Though Google Maps won’t credit Waze users by name for their incident reports, it will offer them “a much larger audience listening in on that conversation,” McClendon said.
Given that Google has publicly disclosed that the Waze deal is being reviewed retroactively by the U.S. Federal Trade Commission, it’s interesting that McClendon is being quite so forward about these integrations, which he said were the first of many.
“Nothing has changed in our actions based on the FTC,” McClendon said.
Brian McClendon, VP of Google Maps
Flickr/HeatherMG Brian McClendon, VP of Google Maps
Waze users will provide to Google incident reports from Argentina, Brazil, Chile, Colombia, Ecuador, France, Germany, Mexico, Panama, Peru, Switzerland, UK and the U.S.

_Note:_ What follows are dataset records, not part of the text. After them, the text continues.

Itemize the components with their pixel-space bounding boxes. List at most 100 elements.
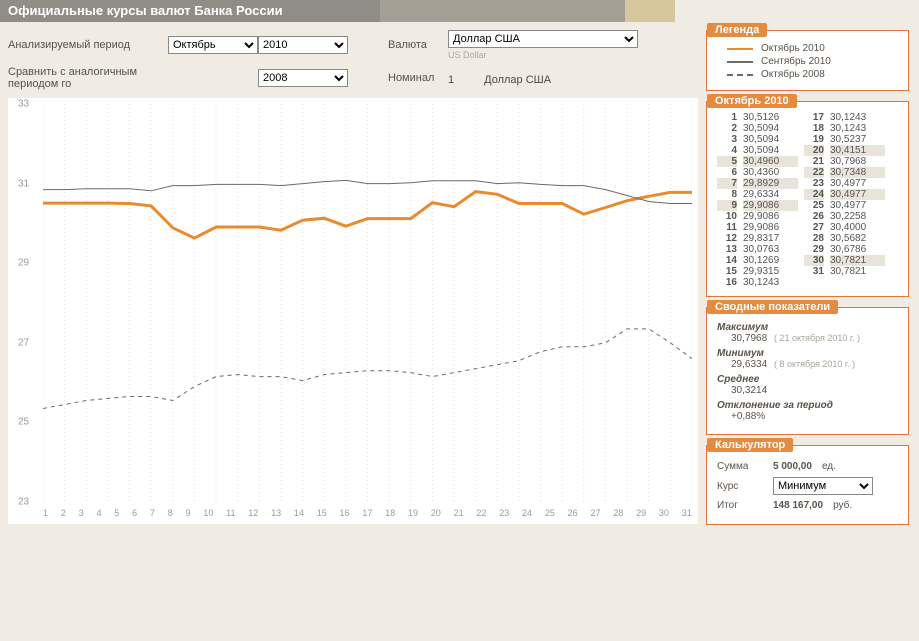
rates-chart: 232527293133 123456789101112131415161718… — [8, 98, 698, 524]
chart-xlabel: 10 — [203, 508, 213, 518]
rate-value: 30,5094 — [743, 145, 798, 156]
rate-value: 30,1243 — [830, 123, 885, 134]
chart-xlabel: 31 — [682, 508, 692, 518]
rate-value: 30,5094 — [743, 123, 798, 134]
rate-value: 30,4151 — [830, 145, 885, 156]
rate-day: 11 — [717, 222, 737, 233]
chart-xlabel: 7 — [150, 508, 155, 518]
chart-xlabel: 18 — [385, 508, 395, 518]
rate-day: 21 — [804, 156, 824, 167]
rate-day: 18 — [804, 123, 824, 134]
summary-max-note: ( 21 октября 2010 г. ) — [774, 333, 860, 343]
legend-item: Октябрь 2008 — [727, 69, 898, 80]
calc-rate-select[interactable]: Минимум — [773, 477, 873, 495]
rate-day: 26 — [804, 211, 824, 222]
summary-panel: Сводные показатели Максимум 30,7968 ( 21… — [706, 307, 909, 435]
rate-value: 30,1269 — [743, 255, 798, 266]
rate-day: 20 — [804, 145, 824, 156]
currency-select[interactable]: Доллар США — [448, 30, 638, 48]
rate-day: 28 — [804, 233, 824, 244]
rate-day: 31 — [804, 266, 824, 277]
month-select[interactable]: Октябрь — [168, 36, 258, 54]
chart-ylabel: 33 — [18, 99, 29, 110]
rate-value: 30,4977 — [830, 200, 885, 211]
calc-rate-label: Курс — [717, 481, 763, 492]
calc-panel: Калькулятор Сумма 5 000,00 ед. Курс Мини… — [706, 445, 909, 525]
legend-label: Сентябрь 2010 — [761, 56, 831, 67]
calc-sum-value: 5 000,00 — [773, 461, 812, 472]
chart-ylabel: 27 — [18, 337, 29, 348]
rate-value: 30,5682 — [830, 233, 885, 244]
chart-xlabel: 8 — [168, 508, 173, 518]
calc-total-unit: руб. — [833, 500, 852, 511]
rate-value: 30,6786 — [830, 244, 885, 255]
chart-xlabel: 20 — [431, 508, 441, 518]
currency-subnote: US Dollar — [448, 50, 658, 60]
rate-day: 5 — [717, 156, 737, 167]
rate-value: 30,1243 — [830, 112, 885, 123]
chart-xlabel: 25 — [545, 508, 555, 518]
legend-title: Легенда — [707, 23, 767, 37]
chart-xlabel: 29 — [636, 508, 646, 518]
rate-value: 29,9086 — [743, 211, 798, 222]
calc-title: Калькулятор — [707, 438, 793, 452]
rate-value: 29,9315 — [743, 266, 798, 277]
chart-xlabel: 23 — [499, 508, 509, 518]
summary-max-label: Максимум — [717, 322, 768, 333]
chart-xlabel: 12 — [248, 508, 258, 518]
rate-day: 15 — [717, 266, 737, 277]
legend-swatch — [727, 48, 753, 50]
chart-xlabel: 2 — [61, 508, 66, 518]
summary-min-note: ( 8 октября 2010 г. ) — [774, 359, 855, 369]
chart-xlabel: 28 — [613, 508, 623, 518]
legend-swatch — [727, 61, 753, 63]
rate-day: 25 — [804, 200, 824, 211]
rate-day: 7 — [717, 178, 737, 189]
rate-day: 19 — [804, 134, 824, 145]
summary-avg-value: 30,3214 — [731, 385, 767, 396]
chart-xlabel: 13 — [271, 508, 281, 518]
rate-value: 30,0763 — [743, 244, 798, 255]
nominal-unit: Доллар США — [484, 74, 551, 86]
rate-value: 29,6334 — [743, 189, 798, 200]
legend-swatch — [727, 74, 753, 76]
rate-value: 30,7348 — [830, 167, 885, 178]
summary-min-label: Минимум — [717, 348, 764, 359]
rate-day: 13 — [717, 244, 737, 255]
chart-xlabel: 11 — [226, 508, 235, 518]
legend-item: Сентябрь 2010 — [727, 56, 898, 67]
rate-day: 12 — [717, 233, 737, 244]
rate-value: 30,7968 — [830, 156, 885, 167]
rate-day: 14 — [717, 255, 737, 266]
compare-year-select[interactable]: 2008 — [258, 69, 348, 87]
rate-day: 27 — [804, 222, 824, 233]
chart-xlabel: 30 — [659, 508, 669, 518]
compare-label: Сравнить с аналогичным периодом го — [8, 66, 168, 90]
rates-panel: Октябрь 2010 130,51261730,1243230,509418… — [706, 101, 909, 297]
rate-value: 30,4977 — [830, 189, 885, 200]
period-label: Анализируемый период — [8, 39, 168, 51]
chart-xlabel: 27 — [590, 508, 600, 518]
legend-item: Октябрь 2010 — [727, 43, 898, 54]
filter-bar: Анализируемый период Октябрь 2010 Валюта… — [8, 30, 698, 90]
rate-day: 17 — [804, 112, 824, 123]
summary-title: Сводные показатели — [707, 300, 838, 314]
chart-xlabel: 1 — [43, 508, 48, 518]
currency-label: Валюта — [388, 39, 448, 51]
rate-value: 30,5126 — [743, 112, 798, 123]
rate-value: 30,7821 — [830, 255, 885, 266]
rate-day: 30 — [804, 255, 824, 266]
chart-xlabel: 24 — [522, 508, 532, 518]
rate-value: 29,8929 — [743, 178, 798, 189]
calc-total-value: 148 167,00 — [773, 500, 823, 511]
chart-ylabel: 23 — [18, 497, 29, 508]
year-select[interactable]: 2010 — [258, 36, 348, 54]
chart-xlabel: 5 — [114, 508, 119, 518]
chart-xlabel: 17 — [362, 508, 372, 518]
chart-ylabel: 29 — [18, 258, 29, 269]
rate-day: 23 — [804, 178, 824, 189]
rate-value: 30,4000 — [830, 222, 885, 233]
chart-xlabel: 19 — [408, 508, 418, 518]
rate-day: 4 — [717, 145, 737, 156]
summary-dev-value: +0,88% — [731, 411, 765, 422]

Google Maps for Mobile will also continue to show traffic incidents from other providers including TomTom, McClendon noted.
Another potentially interesting area of overlap between Waze and Google Maps is monetization. Google (duh) has taken a search ads approach — it just added ads on Google Maps for iPhone and iPad, after having them on the Android version for a while. Waze has struck deals to display a smattering of businesses on its map (mainly Taco Bell, it seems) when users are approaching them.
“Waze has a materially different model,” McClendon noted. “But, it’s early days for local advertising and I think we both have good ideas, and right now lots of experiments.”
So will Google really maintain two map apps long-term?
“We would never do anything to hurt the community,” McClendon said, “And right now, having the Waze app is the way to stay focused on it.”
He added, “Long-term speculation, I probably wouldn’t get into, but right now they are two powerful separate applications.”